In order to keep the data secure, there are some restrictions on the analysis environment. The data can be accessed through virtual machines (VMs), contained in a workspace. Each workspace is unique to a project, with only project-members having access to it. The VMs in a workspace cannot be accessed directly through Secure Shell (SSH), they have to be accessed by a web-based virtual desktop.
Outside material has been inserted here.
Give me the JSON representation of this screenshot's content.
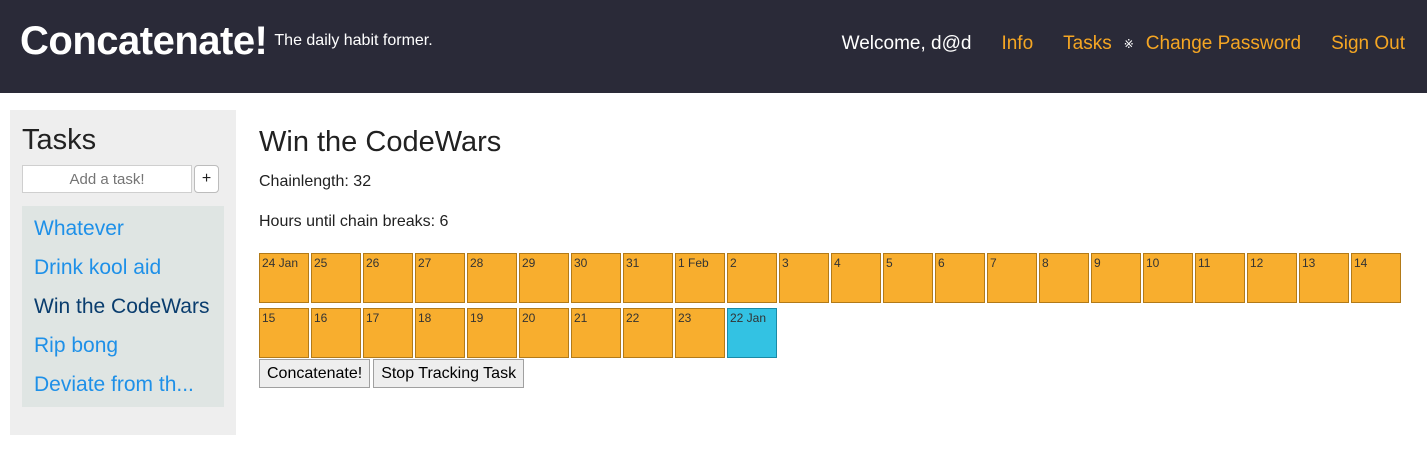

Our SDE is based on the AzureTRE package from Microsoft. This is an implementation built by Microsoft as an 'accelerator' for the community. It's not a product in the sense that you can't click on a button in the Azure portal and have it deployed, and they don't officially support it at this time. For this reason, we have to develop it further ourselves, so that it satisfies all our requirements. See the timeline below for more details.

Project workspaces

A workspace is a container for resources, or 'services' for a project. Services include things like a Git mirror based on Gitea, a Nexus repository which allows you to access software repositories such as CRAN and PyPi, and a Guacamole Virtual Desktop service, which allows you to create virtual machines. More detail on each service is available elsewhere (TBD).

Once a project has been approved through the DAC, we will provision a workspace for it. Users will be assigned one of two roles:

  • Workspace Owner, who can create and destroy resources in the workspace, or
  • Workspace Researcher, who can use resources, but can only create or destroy selected resources, such as VMs.

A Workspace Owner can manage all the resources created by any researcher, but a researcher can only manage resources that they themselves create.

You should then be able to log into the SDE, select your workspace, and view/manage/use the resources in your project.

Getting help

We have further information on how you can provide feedback and get support.

Using your workspace

See Using your workspace

Timeline

The approximate timeline for the SDE development is as follows:

  • The Alpha version is already available (June 2024). The Alpha is not yet verified to be secure for sensitive data and is only open to select users. We will use feedback from those users to drive the development plan going forwards. As such, we don't expect the users of the alpha to achieve significant analysis results.
  • A Beta will be released in the near future, as soon as we're satisfied the SDE is usable for sensitive data. At this point, real analysis work should be possible.
  • By autumn 2024, we expect to release an MVP, or Minimum Viable Product. This means the basic functionality is there for most or all types of analysis, and the platform is ready for a broader range of users.
  • In Spring 2025, we expect to release a full production version, with the features and functionality we need to support the full range of analysis activities.
  • Further development and enhancements will continue throughout 2025, at least.